Amoxicillin electro-catalytic oxidation using Ti/RuO2 anode: Mechanism, oxidation products and degradation pathway

Abstract

Present work investigates the application of electro-catalytic oxidation (EO) technique using dimensionally stable anode, titanium coated with ruthenium dioxide (Ti/RuO2), for abatement of amoxicillin trihydrate (AMT), a much commonly prescribed antibiotic detected in water and wastewater. AMT removal efficiency (%ARE) and TOC (Total organic carbon) removal efficiency (%TRE) were measured by varying process parameters such as initial pH, current density (i), initial AMT concentration (C0) and supporting electrolyte (NaCl) concentration (S0).

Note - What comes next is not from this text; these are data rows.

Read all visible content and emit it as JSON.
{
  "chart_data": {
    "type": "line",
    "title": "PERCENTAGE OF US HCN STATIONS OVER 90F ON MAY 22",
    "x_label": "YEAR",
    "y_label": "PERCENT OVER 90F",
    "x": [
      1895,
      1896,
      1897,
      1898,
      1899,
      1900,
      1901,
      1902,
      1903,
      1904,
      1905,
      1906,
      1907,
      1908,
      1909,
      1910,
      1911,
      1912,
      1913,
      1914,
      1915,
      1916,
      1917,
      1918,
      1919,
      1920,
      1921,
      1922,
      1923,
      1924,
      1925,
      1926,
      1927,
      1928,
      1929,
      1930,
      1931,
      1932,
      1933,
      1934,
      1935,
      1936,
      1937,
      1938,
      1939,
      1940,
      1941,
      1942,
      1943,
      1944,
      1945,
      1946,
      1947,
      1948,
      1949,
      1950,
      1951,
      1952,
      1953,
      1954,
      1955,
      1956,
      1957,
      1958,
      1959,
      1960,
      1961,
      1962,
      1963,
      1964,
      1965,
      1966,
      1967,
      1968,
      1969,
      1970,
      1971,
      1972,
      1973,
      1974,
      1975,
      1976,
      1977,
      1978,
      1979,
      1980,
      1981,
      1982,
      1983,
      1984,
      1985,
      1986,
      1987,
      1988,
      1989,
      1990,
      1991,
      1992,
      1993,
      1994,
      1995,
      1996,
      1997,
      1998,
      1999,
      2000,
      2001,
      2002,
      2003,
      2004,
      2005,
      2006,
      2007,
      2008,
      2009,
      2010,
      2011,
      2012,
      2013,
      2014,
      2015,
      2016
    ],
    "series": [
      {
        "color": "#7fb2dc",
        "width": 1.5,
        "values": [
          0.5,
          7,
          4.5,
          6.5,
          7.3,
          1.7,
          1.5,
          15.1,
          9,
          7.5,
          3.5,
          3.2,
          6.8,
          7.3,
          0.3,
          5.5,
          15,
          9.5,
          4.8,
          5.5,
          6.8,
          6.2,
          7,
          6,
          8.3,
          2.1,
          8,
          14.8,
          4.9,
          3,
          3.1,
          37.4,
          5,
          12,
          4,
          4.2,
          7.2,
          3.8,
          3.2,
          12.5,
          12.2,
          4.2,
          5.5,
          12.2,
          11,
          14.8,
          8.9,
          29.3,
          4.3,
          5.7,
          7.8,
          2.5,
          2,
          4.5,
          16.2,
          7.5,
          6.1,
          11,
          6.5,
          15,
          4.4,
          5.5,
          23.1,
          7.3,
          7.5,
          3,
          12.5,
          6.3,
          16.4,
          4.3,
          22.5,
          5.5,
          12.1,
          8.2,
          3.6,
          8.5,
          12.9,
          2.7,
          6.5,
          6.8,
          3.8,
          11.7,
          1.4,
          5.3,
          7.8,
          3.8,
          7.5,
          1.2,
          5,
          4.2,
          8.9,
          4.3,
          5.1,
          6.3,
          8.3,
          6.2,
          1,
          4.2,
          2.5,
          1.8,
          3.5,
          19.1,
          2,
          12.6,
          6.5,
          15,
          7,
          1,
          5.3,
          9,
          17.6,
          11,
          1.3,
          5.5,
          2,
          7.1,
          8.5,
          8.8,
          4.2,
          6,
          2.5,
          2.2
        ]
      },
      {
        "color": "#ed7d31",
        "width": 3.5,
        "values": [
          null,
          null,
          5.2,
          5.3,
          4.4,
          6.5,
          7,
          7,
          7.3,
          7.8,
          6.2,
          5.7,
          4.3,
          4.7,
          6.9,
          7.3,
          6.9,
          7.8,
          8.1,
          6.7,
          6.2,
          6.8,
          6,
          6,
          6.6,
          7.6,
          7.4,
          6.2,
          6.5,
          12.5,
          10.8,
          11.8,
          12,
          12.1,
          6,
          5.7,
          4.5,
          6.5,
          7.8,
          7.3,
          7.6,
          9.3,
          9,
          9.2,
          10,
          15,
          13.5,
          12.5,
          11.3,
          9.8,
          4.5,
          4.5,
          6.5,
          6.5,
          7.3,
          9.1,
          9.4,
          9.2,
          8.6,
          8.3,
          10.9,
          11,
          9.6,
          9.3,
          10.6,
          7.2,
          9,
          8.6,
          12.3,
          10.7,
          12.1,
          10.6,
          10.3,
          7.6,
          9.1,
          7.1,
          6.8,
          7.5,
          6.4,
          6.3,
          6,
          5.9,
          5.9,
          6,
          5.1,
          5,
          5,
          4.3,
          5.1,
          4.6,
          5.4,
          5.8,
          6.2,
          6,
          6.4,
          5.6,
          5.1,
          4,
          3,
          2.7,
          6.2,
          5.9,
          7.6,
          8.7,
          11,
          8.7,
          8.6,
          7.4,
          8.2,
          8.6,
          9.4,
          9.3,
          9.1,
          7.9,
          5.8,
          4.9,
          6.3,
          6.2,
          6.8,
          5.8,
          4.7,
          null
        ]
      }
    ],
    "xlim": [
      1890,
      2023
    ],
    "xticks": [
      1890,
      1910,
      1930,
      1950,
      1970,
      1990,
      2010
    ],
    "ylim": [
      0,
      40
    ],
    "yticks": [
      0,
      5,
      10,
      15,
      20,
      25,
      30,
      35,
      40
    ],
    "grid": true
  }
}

Mineralization current efficiency (%MCE) and specific energy consumption (SEC) values were evaluated and compared for different values of i and S0. Furthermore, decay kinetics of AMT was studied by varying i and C0. Moreover, AMT degradation and mineralization mechanism was explored in detail. Additionally, a possible pathway of AMT degradation/mineralization was proposed by identifying the intermediates formed during EO reactions using UPLC-Q-TOF-MS. Besides, economic feasibility of EO treatment method was analysed by calculating the operating cost. The optimum current density and initial pH were found to be 5.88 mA cm−2 and 7.0, at which, 60% ARE and 48% TRE were achieved in 60 and 240 min of electrolysis, respectively. Mineralization current efficiency was observed decreasing from 11.77% to 7.67% with increasing i value.